Some issues can be solved with better tools or better processes. In most of our workplaces, we tend to reach for tools and processes by default, because they feel easier to implement. But as often as not, it’s not a technology problem. It’s a people problem. And the solution actually involves communication skills, or effective dialogue.
So let’s say it is someone in the marketing department who is pushing to have an obtrusive newsletter sign-up form get shoved in the user’s face. Talk to them. Figure out what their goals are—what outcome are they hoping to get to.
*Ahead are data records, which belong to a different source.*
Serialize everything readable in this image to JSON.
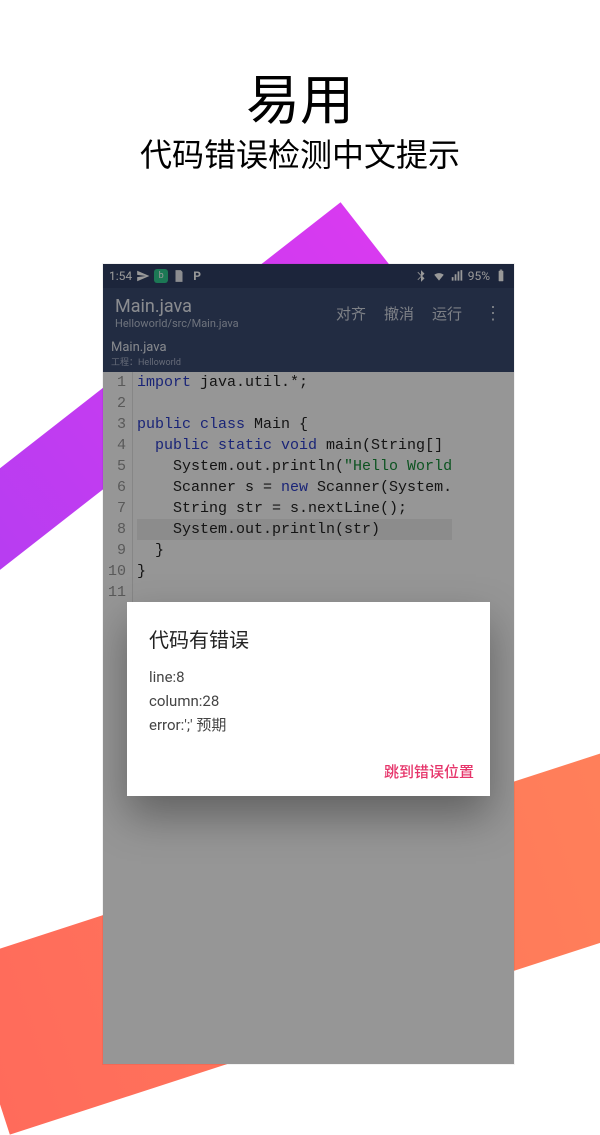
{
  "marketing": {
    "title": "易用",
    "subtitle": "代码错误检测中文提示"
  },
  "statusbar": {
    "time": "1:54",
    "battery_text": "95%",
    "icons": [
      "send",
      "green-badge",
      "file-badge",
      "p-badge"
    ],
    "right_icons": [
      "bluetooth",
      "wifi",
      "signal"
    ]
  },
  "appbar": {
    "title": "Main.java",
    "subtitle": "Helloworld/src/Main.java",
    "actions": [
      "对齐",
      "撤消",
      "运行"
    ],
    "menu_glyph": "⋮"
  },
  "tab": {
    "name": "Main.java",
    "project": "工程：Helloworld"
  },
  "code": {
    "line_count": 11,
    "highlighted_line": 8,
    "lines": [
      {
        "n": 1,
        "segs": [
          {
            "t": "import ",
            "c": "kw"
          },
          {
            "t": "java.util.",
            "c": "pkg"
          },
          {
            "t": "*",
            "c": "cls"
          },
          {
            "t": ";",
            "c": "cls"
          }
        ]
      },
      {
        "n": 2,
        "segs": []
      },
      {
        "n": 3,
        "segs": [
          {
            "t": "public class ",
            "c": "kw"
          },
          {
            "t": "Main {",
            "c": "cls"
          }
        ]
      },
      {
        "n": 4,
        "segs": [
          {
            "t": "  ",
            "c": ""
          },
          {
            "t": "public static void ",
            "c": "kw"
          },
          {
            "t": "main(String[]",
            "c": "cls"
          }
        ]
      },
      {
        "n": 5,
        "segs": [
          {
            "t": "    System.out.println(",
            "c": "cls"
          },
          {
            "t": "\"Hello World",
            "c": "str"
          }
        ]
      },
      {
        "n": 6,
        "segs": [
          {
            "t": "    Scanner s = ",
            "c": "cls"
          },
          {
            "t": "new ",
            "c": "kw"
          },
          {
            "t": "Scanner(System.",
            "c": "cls"
          }
        ]
      },
      {
        "n": 7,
        "segs": [
          {
            "t": "    String str = s.nextLine();",
            "c": "cls"
          }
        ]
      },
      {
        "n": 8,
        "segs": [
          {
            "t": "    System.out.println(str)",
            "c": "cls"
          }
        ]
      },
      {
        "n": 9,
        "segs": [
          {
            "t": "  }",
            "c": "cls"
          }
        ]
      },
      {
        "n": 10,
        "segs": [
          {
            "t": "}",
            "c": "cls"
          }
        ]
      },
      {
        "n": 11,
        "segs": []
      }
    ]
  },
  "dialog": {
    "title": "代码有错误",
    "lines": [
      "line:8",
      "column:28",
      "error:';' 预期"
    ],
    "button": "跳到错误位置"
  }
}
If they don’t seem to understand the user-experience implications, talk to them about that. But it needs to be a two-way conversation. You need to understand what they need before you start telling them what you want.
I realise that makes it sound patronisingly simple, and I know that in actuality it’s a sisyphean task. It may be that genuine understanding between people is the wickedest of design problems. But even if this problem seems insurmoutable, at least you’d be tackling the right problem.
Because the web can’t survive like this.
Friday, October 5th, 2018
Modalz Modalz Modalz
We use too many damn modals.
Amen! This site offers some alternatives, or—if you really must use a modal dialogue—some dos and dont’s.
And remember to always ask, kids: “Why does this have to be a modal?”